For quite some time, it seems like bagels have gotten a bad wrap. And while I wish I could speak from experience about the ways in which bagels serve as a cornerstone in society, admittedly, it’s been a minute since I’ve included them in my repertoire. I can count on one hand the number of bagels I’ve consumed since I was 12. This, I am not proud of. So why am I talking about bagels now? And why do I feel atrociously late to the game?
When it comes to food and nutrition “it’s all shades of grey.” This is something my favorite registered nutritionist, Laura Thomas has said and explained in various forms and contexts. What works for one person, may be completely wrong for another. Similarly, the nuances of food being “good”, “bad”, “healthy” and “unhealthy” are pretty much moot when it comes to how it serves our physical selves. Food is food. Bagels are delicious. To me, the first is fact and the second is preference.
Intuitive eating in principle is simple, but implementation can be challenging (and scary). Honoring what your body wants, especially after years of neglecting it can be tough. Honestly, I’m still finding my footing through this process as well. Engaging in diet like behavior, whether it be prolonged fasting, “clean eating,” or strictly adhering to food labels only leads to mixed signals that distort the bodies innate ability to tell you what it wants. And at the end of the day, the only conclusion that can be made about any of the above is that it promotes an unhealthy relationship to food, and eventually you ditch them anyway. What’s the point?
My stomach is sensitive. I don’t always know what foods will set off a bout of cramps or discomfort, and there are definitely days when I feel more “comfortable” choosing a salad over a sandwich. Learning how to re-train your body to truly listen when it’s telling you what it wants is a process. And this process is not linear. This can be a discomforting notion. Some days feel “perfect” and other days are absolute shit…right when you feel like you’ve gotten this whole “honoring your hunger” thing down, your body rebels and wants nothing more than to submit to the usual favorites. There isn’t anything wrong with feeling discouraged, and there also isn’t anything wrong with understanding what’s going on in the body. Discomfort after a meal isn’t a bad thing. Bloat, cramps, even flatulence are all absolutely normal! Something else Laura Thomas stresses in her writing is that it’s important not to over pathologize normal bodily functions. Don’t stress about it, and your body will take care of the rest.
So where do bagels fit in? Over the weekend, I was having a rough go at things. My boyfriend and I had just had a row, and with my previous relationship to food, I would have typically opted for, “I’m not hungry anymore.” As if anger transcends itself into a feeling of “fatness” and discomfort in my body. When someone is upset with me, it has nothing to do with physical appearance. So we got in a tiff, on our way to a bagel shop. Which led me to not want to eat a bagel.

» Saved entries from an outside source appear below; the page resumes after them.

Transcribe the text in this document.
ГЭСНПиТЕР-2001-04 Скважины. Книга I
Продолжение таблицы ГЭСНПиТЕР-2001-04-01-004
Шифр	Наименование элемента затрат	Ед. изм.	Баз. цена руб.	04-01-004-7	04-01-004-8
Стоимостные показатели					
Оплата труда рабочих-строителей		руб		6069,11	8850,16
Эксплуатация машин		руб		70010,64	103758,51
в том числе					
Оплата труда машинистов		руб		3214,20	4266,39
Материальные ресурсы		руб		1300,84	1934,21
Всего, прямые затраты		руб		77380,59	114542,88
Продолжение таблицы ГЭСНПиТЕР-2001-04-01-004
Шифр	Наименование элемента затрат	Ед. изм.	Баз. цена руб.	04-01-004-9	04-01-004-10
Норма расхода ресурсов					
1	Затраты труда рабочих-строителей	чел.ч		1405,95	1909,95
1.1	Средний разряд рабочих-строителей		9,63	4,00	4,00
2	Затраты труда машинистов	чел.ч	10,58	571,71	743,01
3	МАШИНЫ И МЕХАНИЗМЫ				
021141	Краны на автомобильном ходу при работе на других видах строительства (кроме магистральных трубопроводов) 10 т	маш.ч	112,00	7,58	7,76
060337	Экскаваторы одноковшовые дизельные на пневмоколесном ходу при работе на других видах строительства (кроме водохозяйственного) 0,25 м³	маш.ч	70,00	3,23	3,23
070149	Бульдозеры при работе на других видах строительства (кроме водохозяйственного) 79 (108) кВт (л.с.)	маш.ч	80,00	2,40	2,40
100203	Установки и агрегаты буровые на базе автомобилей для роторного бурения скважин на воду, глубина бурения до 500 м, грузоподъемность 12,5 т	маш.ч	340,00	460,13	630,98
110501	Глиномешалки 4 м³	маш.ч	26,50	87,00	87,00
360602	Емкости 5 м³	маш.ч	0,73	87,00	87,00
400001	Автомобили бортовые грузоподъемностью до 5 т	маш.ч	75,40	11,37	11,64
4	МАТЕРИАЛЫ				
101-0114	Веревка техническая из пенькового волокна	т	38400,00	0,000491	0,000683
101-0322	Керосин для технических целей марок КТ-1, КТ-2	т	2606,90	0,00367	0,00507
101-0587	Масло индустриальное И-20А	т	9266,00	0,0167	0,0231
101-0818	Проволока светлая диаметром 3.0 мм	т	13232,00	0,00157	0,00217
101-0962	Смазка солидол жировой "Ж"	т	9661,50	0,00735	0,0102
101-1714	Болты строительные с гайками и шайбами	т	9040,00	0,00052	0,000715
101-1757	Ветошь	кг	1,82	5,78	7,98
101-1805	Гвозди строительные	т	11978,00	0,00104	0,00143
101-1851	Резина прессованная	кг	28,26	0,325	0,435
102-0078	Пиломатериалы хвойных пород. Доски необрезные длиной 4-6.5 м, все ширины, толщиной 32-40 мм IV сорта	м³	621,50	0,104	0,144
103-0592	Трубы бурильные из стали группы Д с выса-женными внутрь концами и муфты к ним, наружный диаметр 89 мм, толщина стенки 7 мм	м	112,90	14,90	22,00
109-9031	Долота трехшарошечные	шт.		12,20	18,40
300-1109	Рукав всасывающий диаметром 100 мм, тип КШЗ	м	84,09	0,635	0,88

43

Before getting out of the car, I apologized. (So did he). Admitting fault is never easy in relationships, but it’s important you try because it does make them healthier. We sauntered into Beauty’s Bagel Shop, me eyeing the menu, and Elan already feeling confident in his decision. I got a sea salt and pepper bagel with cream cheese, arugula and veggies. We found a cozy seat by the window, piping hot coffee warming our hands, bellies beginning to rumble. The weather was overcast, as if reflecting the mood of our previous conversation. In that moment, looking at my boyfriend sitting next to me, eyeing the waitress walking over with our food, I felt totally at peace.
Being mindful not to scarf down my bagel in an effort to make it last, I felt like I was indulging in a 22 year long craving. Sipping my coffee delicately between bites, I took careful notice of how everything tasted. My bagel had the perfect salty crunch to accompany the sweetness of the onion, the peppery freshness of arugula sat perfectly on the fatty texture of plain cream cheese. At Beauty’s they also give you a few slices of homemade pickles that next to the bagels could be yet another reason I adore this place.
This luxurious mid-afternoon lunch was not “fit in” to what else I had planned to eat that day. I didn’t allot myself extra carbs from the bagel by eating yogurt for breakfast. I didn’t run a few miles more that morning to be “extra” hungry for lunch. Elan and I had wanted to get bagels for a while, so on a rainy Sunday afternoon, we did. We had a little bit of a tiff before hand and that reminded me that even the human being that I love isn’t perfect either. Food can heal in ways that extend beyond their nutritional value. Sitting side by side against the large window pane at Beauty’s we munched our toasted bagels and laughed at how sometimes hanger can be unfairly manipulative.
To be honest, I forget what Elan and I fought about. But what I’ll never forget was when that night he turned to me, as we were quietting down for the evening, and said, “we should get bagels more often.”